Besides the front charities, Turkish agencies such as the Turkish Cooperation and Coordination Agency (TIKA), the Presidency for Turks Abroad and Related Communities (Yurtdışı Türkler ve Akraba Topluluklar Başkanlığı, or YTB) diaspora agency, the Yunus Emre Institute and indoctrination and proselytizing entity the Maarif Foundation are the main institutions functioning as the long arm of Turkey’s President Erdoğan in Africa.
On August 18, soldiers mutinied at the Kati military base outside of Bamako and detained President Ibrahim Boubacar Keita, Prime Minister Boubou Cisse and a number of senior military officers and civilian cabinet officials. Keita announced his resignation and the dissolution of the cabinet and the National Assembly on national television.
Foreign Minister Çavuşoğlu visited Bamako on September 9 and met with the members and head of the National Committee for the Salvation of the People as well as Khatir Mahamat Saleh Annadif, the special representative of the UN secretary-general and the head of the UN Multidimensional Integrated Stabilization Mission in Mali (MINUSMA), and Pierre Buyoya, the African Union high representative for Mali.
The Erdoğan government helped save the IHH from legal troubles in Turkey while mobilizing resources and diplomatic clout to back the IHH in global operations.
Nordic Monitor previously released a Turkish police intelligence report positing how the jihadist Libyan Ben Ali group was conducting its illegal activities with help of IHH Vice President Hüseyin Oruç and its then-South and East Anatolian Coordinator Selahattin Ozer. According to the report, the Ben Ali group moved between Turkey and Syria to provide logistical support, purchase arms and transport wounded fighters for al‐Qaeda‐affiliated terrorist organizations in Syria.
The Turkish police also investigated the IHH’s links to al-Qaida, but President Erdoğan halted the case in 2014. According to the investigation into al-Qaeda cells in Turkey, İbrahim Şen (37), a convicted al-Qaeda terrorist who was detained in Pakistan on alleged al-Qaeda links and transferred to Guantanamo, where he was kept until 2005, was running a recruitment and trafficking drive between Turkey and Syria and using the IHH to cover the terror network.
Due to his political cover from the government, Şen was saved from his legal troubles. He was arrested in January 2014 and indicted in October 2014 but let go at the first hearing of the trial in October 2014. Turkish police officers were then dismissed and the investigation was hushed up.
The IHH had also been flagged by Russia as an organization that smuggled arms to jihadist groups in Syria, according to intelligence documents submitted to the UN Security Council on Feb. 10, 2016. Russian intelligence documents even furnished the license plate numbers of trucks dispatched by the IHH loaded with arms and supplies bound for al-Qaeda-affiliated groups including the Nusra Front.
The leaked emails of Berat Albayrak, the son-in-law of President Erdoğan and former finance and treasury minister, also implicated the IHH in arming Libyan factions.
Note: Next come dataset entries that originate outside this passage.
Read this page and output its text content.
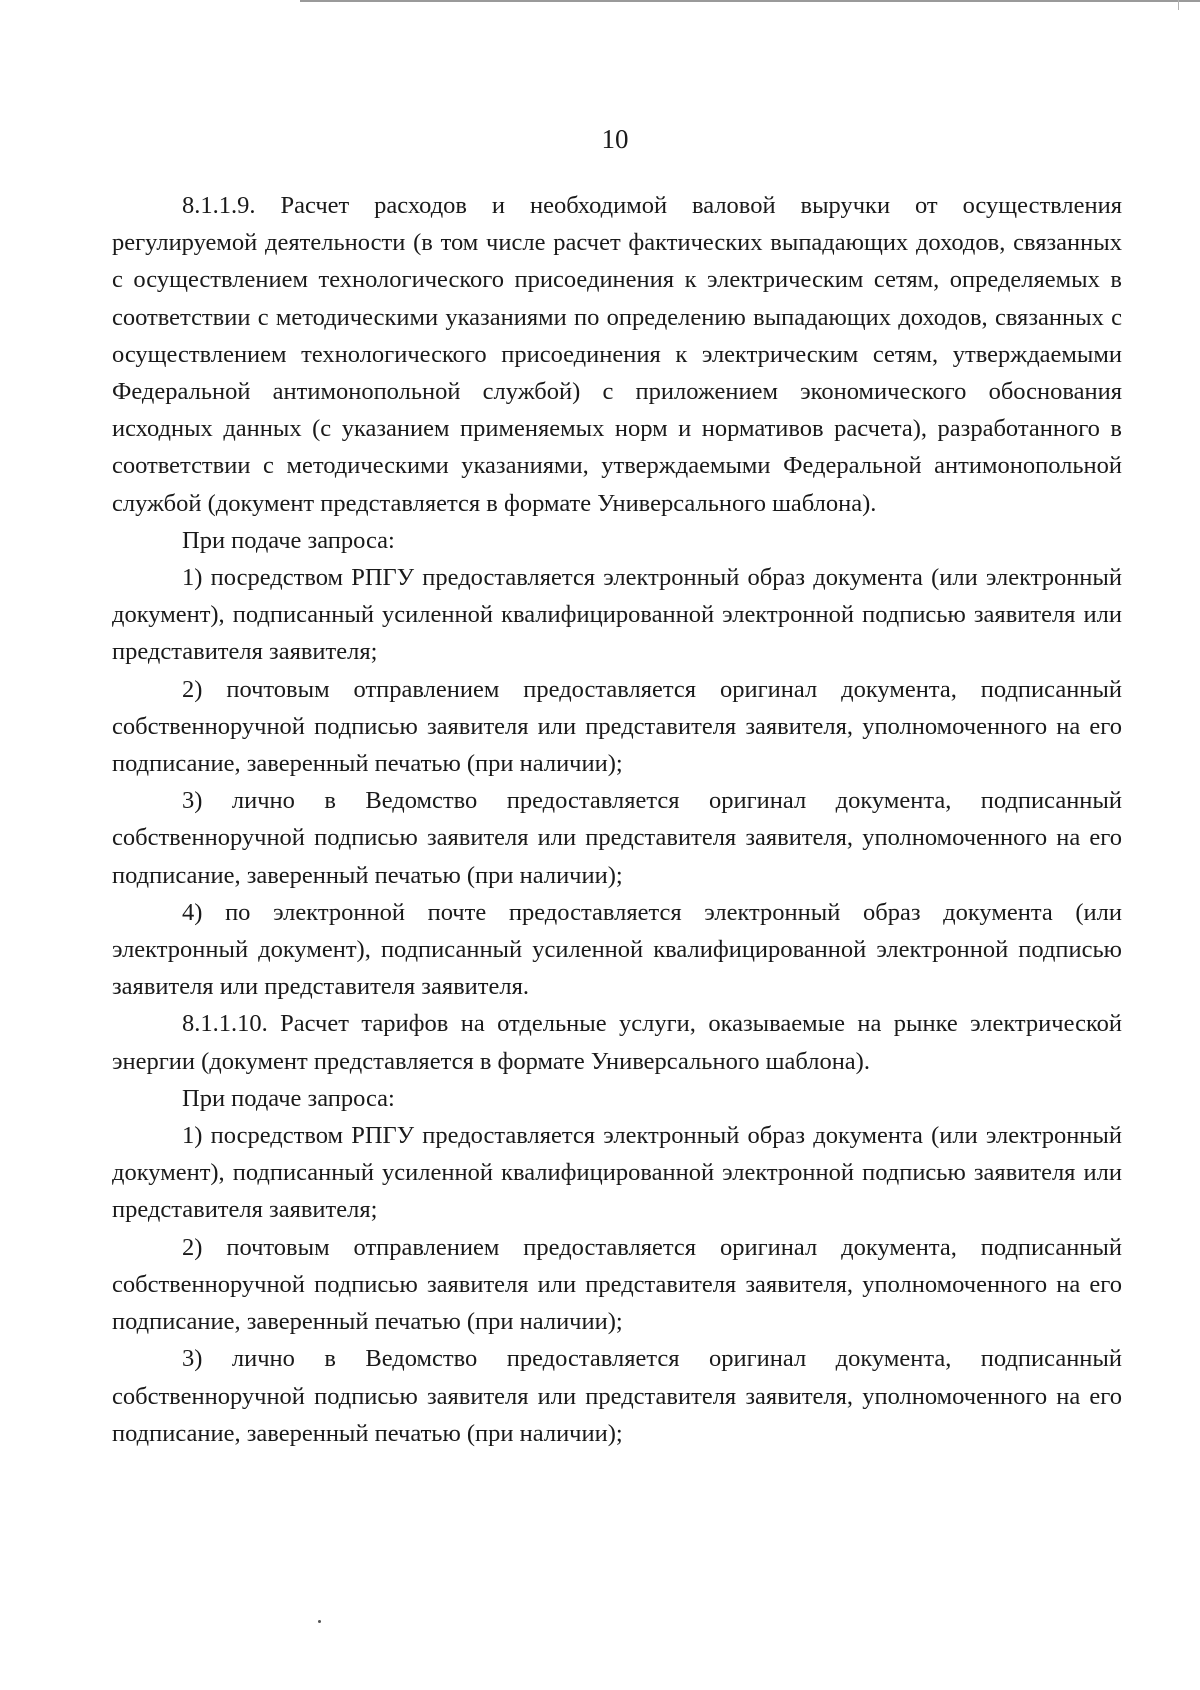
10

8.1.1.9. Расчет расходов и необходимой валовой выручки от осуществления регулируемой деятельности (в том числе расчет фактических выпадающих доходов, связанных с осуществлением технологического присоединения к электрическим сетям, определяемых в соответствии с методическими указаниями по определению выпадающих доходов, связанных с осуществлением технологического присоединения к электрическим сетям, утверждаемыми Федеральной антимонопольной службой) с приложением экономического обоснования исходных данных (с указанием применяемых норм и нормативов расчета), разработанного в соответствии с методическими указаниями, утверждаемыми Федеральной антимонопольной службой (документ представляется в формате Универсального шаблона).

При подаче запроса:

1) посредством РПГУ предоставляется электронный образ документа (или электронный документ), подписанный усиленной квалифицированной электронной подписью заявителя или представителя заявителя;

2) почтовым отправлением предоставляется оригинал документа, подписанный собственноручной подписью заявителя или представителя заявителя, уполномоченного на его подписание, заверенный печатью (при наличии);

3) лично в Ведомство предоставляется оригинал документа, подписанный собственноручной подписью заявителя или представителя заявителя, уполномоченного на его подписание, заверенный печатью (при наличии);

4) по электронной почте предоставляется электронный образ документа (или электронный документ), подписанный усиленной квалифицированной электронной подписью заявителя или представителя заявителя.

8.1.1.10. Расчет тарифов на отдельные услуги, оказываемые на рынке электрической энергии (документ представляется в формате Универсального шаблона).

При подаче запроса:

1) посредством РПГУ предоставляется электронный образ документа (или электронный документ), подписанный усиленной квалифицированной электронной подписью заявителя или представителя заявителя;

2) почтовым отправлением предоставляется оригинал документа, подписанный собственноручной подписью заявителя или представителя заявителя, уполномоченного на его подписание, заверенный печатью (при наличии);

3) лично в Ведомство предоставляется оригинал документа, подписанный собственноручной подписью заявителя или представителя заявителя, уполномоченного на его подписание, заверенный печатью (при наличии);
The secret document found in leaked emails tells the story of how the owner of a bankrupt shipping and container company asked for compensation from the Turkish government for damage his ship sustained while transporting arms between Libyan ports at the order of Turkish authorities in 2011. The document revealed all the details of a Turkish government-approved arms shipment to rebels in a ship contracted by the IHH.